Terence was into the Canadian philosopher Marshall McLuhan, whose work addressed a rising feeling that global society was standing on a precipice, as though an invisible but intuitible hive-mind – or Overmind – was taking a long in-breath, to be followed by—whatever came next. Print, McLuhan argued, effectively was already a technology of the past, the spaciousness of written narrative having been supplanted by the instantaneousness of visual communication, horizontal thought having fallen to vertical. If the sixties were careening like a bobsled off its track, it was partly because the very style of human thought was upended and society was seeking a new mental dispensation. It was actually (thought McLuhan and McKenna) a moment in evolution, but expressing itself at the level of the organized community rather than at the level of the biological organism. After the moment had passed, a more enlightened humanity might appear. But a great redemption would not be brought about by idealistic educators whose rational arguments about justice appealed to heads without causing shifts in perception and in hearts.
Perhaps—if he sought a transformative insight with sufficient sincerity and clarity and fearlessness and fervor—perhaps, then, Terence could help to hasten this species-wide metamorphosis.
He would solve the riddle of reality. And he would write a book. It would draw upon McLuhan, Jung, Hinduism, American leftist rhetoric, Pink Floyd lyrics. He would go to some remote island in some lonely archipelago, where it would be possible to truly concentrate and to survey, in his mind’s eye, the country he would have left behind. He would not return to America until he knew something more than he knew now.
Even as he prepared to depart from Berkeley—the country's geographical and cultural antipode to D.C.—he prepared to carry Berkeley with him on his travels, just as he intended to carry something else back when he returned. Society was sick; he sought a remedy. Transcendence and transportation must occur relative to the place where one’s journey begins.
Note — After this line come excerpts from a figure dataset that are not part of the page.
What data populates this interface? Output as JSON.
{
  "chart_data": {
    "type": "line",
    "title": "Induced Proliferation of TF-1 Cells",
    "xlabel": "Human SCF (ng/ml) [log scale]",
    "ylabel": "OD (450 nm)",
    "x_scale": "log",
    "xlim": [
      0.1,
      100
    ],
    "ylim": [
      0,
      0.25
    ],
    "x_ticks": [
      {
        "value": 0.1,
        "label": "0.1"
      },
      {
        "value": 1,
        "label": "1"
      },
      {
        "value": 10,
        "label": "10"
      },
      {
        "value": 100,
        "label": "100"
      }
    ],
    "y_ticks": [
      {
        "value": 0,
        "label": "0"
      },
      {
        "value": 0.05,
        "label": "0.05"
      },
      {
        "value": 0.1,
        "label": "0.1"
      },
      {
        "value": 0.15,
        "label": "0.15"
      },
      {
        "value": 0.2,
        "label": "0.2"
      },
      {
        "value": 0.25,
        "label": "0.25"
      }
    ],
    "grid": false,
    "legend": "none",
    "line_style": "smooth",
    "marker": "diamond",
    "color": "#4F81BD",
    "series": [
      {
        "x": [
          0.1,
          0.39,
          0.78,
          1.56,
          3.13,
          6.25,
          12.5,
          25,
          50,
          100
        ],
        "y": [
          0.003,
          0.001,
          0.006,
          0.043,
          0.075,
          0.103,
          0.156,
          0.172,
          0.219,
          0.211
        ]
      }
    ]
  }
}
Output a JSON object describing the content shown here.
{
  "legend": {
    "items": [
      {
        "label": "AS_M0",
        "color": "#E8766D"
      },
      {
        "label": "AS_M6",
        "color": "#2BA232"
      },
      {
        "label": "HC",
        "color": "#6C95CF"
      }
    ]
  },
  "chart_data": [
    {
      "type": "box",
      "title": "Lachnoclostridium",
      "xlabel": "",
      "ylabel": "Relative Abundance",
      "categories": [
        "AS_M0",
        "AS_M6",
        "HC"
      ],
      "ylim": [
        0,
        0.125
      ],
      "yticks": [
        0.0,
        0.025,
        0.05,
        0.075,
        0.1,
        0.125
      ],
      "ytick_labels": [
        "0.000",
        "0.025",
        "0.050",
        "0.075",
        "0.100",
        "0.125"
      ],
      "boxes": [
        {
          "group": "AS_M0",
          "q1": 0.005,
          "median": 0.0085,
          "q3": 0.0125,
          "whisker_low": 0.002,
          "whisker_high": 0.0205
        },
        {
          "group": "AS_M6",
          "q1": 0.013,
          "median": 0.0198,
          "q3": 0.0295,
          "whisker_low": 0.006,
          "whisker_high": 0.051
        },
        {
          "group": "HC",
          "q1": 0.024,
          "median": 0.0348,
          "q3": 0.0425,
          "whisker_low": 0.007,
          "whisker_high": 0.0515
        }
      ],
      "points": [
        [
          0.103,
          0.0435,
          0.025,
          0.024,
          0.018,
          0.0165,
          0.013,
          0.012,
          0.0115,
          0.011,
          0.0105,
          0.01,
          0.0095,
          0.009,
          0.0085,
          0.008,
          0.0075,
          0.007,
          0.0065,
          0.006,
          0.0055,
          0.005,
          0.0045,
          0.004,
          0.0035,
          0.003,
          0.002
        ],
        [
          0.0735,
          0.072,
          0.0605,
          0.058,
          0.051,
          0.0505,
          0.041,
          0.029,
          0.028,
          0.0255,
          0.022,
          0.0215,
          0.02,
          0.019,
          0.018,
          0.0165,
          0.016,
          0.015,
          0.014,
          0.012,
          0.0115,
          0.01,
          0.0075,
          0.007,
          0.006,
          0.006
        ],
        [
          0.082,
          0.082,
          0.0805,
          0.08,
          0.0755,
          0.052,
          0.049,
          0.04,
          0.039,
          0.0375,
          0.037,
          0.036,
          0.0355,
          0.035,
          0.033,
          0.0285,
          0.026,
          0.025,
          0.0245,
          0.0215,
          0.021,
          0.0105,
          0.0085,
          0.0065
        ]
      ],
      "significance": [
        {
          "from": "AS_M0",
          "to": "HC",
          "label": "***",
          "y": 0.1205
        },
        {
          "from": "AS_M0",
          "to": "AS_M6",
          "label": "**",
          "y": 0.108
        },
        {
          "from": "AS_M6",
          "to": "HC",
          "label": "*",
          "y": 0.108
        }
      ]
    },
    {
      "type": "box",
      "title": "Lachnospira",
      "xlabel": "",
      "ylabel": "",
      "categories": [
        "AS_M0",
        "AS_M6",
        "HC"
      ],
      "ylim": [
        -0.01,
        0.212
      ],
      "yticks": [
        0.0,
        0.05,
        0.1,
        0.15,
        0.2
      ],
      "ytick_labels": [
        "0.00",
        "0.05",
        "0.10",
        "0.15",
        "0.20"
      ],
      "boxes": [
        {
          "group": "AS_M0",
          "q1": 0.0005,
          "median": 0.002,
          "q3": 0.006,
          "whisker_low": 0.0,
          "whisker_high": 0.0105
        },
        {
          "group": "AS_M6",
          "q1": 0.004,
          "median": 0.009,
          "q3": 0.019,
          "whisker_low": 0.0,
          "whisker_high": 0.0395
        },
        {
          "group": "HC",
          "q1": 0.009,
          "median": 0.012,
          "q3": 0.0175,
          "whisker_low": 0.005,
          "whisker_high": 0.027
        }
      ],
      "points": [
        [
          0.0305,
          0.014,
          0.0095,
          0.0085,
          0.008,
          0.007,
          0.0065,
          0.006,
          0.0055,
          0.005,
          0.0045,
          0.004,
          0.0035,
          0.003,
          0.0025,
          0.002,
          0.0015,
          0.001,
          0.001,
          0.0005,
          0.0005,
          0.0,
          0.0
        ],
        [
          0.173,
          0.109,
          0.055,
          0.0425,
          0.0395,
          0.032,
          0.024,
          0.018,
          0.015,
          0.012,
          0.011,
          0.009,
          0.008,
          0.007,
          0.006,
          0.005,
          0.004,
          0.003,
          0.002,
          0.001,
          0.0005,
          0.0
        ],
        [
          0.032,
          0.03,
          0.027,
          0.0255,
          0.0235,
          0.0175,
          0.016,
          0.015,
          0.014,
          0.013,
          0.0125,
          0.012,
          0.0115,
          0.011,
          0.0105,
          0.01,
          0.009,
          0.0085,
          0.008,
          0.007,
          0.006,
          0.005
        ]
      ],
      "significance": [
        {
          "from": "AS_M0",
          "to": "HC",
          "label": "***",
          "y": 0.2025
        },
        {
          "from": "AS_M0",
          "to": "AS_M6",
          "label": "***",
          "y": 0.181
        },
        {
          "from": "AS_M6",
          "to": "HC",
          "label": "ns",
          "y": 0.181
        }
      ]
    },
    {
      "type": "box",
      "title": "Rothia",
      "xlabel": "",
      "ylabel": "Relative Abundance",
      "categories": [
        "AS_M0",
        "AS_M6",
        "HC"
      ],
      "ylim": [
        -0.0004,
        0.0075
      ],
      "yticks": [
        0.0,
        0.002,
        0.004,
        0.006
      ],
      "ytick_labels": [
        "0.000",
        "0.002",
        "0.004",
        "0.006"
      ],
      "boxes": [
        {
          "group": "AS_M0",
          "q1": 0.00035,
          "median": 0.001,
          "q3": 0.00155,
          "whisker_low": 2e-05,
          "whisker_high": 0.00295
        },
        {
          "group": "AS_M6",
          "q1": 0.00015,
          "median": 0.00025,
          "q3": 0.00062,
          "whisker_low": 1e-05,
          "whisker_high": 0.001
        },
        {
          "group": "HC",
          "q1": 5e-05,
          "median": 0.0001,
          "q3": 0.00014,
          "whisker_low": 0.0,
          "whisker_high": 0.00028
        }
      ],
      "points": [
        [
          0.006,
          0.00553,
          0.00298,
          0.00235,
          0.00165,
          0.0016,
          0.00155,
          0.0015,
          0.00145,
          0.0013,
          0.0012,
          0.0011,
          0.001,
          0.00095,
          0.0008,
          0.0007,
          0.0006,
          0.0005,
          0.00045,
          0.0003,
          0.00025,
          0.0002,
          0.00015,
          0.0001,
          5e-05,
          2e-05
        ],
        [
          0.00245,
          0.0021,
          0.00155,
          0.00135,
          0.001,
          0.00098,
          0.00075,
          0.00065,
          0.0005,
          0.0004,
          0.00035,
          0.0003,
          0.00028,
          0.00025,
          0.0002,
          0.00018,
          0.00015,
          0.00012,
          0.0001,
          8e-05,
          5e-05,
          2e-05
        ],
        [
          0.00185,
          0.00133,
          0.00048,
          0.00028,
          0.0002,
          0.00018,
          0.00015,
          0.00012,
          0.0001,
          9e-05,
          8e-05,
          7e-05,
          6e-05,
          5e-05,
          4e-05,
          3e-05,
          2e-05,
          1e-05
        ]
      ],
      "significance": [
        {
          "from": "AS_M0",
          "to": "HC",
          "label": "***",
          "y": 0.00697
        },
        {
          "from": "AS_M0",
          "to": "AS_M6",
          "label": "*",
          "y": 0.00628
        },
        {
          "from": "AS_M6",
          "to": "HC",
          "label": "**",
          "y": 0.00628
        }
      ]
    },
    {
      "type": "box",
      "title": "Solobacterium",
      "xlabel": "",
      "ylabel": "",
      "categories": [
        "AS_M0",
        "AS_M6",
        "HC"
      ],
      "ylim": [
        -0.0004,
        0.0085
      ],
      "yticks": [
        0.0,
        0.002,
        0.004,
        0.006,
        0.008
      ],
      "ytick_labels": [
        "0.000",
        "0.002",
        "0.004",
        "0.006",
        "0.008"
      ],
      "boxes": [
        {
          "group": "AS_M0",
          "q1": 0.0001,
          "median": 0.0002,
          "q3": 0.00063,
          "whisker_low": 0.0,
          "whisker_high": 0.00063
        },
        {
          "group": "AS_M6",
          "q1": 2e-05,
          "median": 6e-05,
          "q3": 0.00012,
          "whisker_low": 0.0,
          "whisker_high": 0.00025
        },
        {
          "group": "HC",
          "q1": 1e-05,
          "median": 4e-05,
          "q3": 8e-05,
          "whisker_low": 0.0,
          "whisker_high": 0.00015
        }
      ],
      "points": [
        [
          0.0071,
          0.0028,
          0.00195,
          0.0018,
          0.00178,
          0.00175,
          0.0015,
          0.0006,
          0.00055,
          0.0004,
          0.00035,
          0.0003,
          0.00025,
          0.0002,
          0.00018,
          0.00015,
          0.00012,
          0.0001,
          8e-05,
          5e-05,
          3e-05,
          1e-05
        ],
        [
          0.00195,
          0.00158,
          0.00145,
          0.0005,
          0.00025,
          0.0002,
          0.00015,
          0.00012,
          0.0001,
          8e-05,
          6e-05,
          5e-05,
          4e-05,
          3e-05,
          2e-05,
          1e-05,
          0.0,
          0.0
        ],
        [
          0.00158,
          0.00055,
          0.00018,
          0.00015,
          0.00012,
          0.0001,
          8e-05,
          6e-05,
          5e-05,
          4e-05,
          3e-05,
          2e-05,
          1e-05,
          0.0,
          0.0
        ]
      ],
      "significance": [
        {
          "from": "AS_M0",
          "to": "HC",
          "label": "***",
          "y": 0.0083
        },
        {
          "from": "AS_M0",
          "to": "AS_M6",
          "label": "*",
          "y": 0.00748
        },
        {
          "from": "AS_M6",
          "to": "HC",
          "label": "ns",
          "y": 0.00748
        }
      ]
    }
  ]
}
Yet he was less concerned with plans to return stateside in two months or two years, and with thoughts of what he’d do then, than with premonitions of the landscapes (within and without) that he soon would be traversing. “What is?,” Terence asked, and braced himself for any weird or unforeseeable, galvanizing or tenet-capsizing sight or sound or person or idea he might encounter. Sprawled out on his floor, drifting in hashish reveries, he dreamed of the months before him. He would trek where there were no paths. He would rappel down into caverns whose topography was uncertain. He would steer toward gathering breakers, prow plunging into the spray of smashing surf.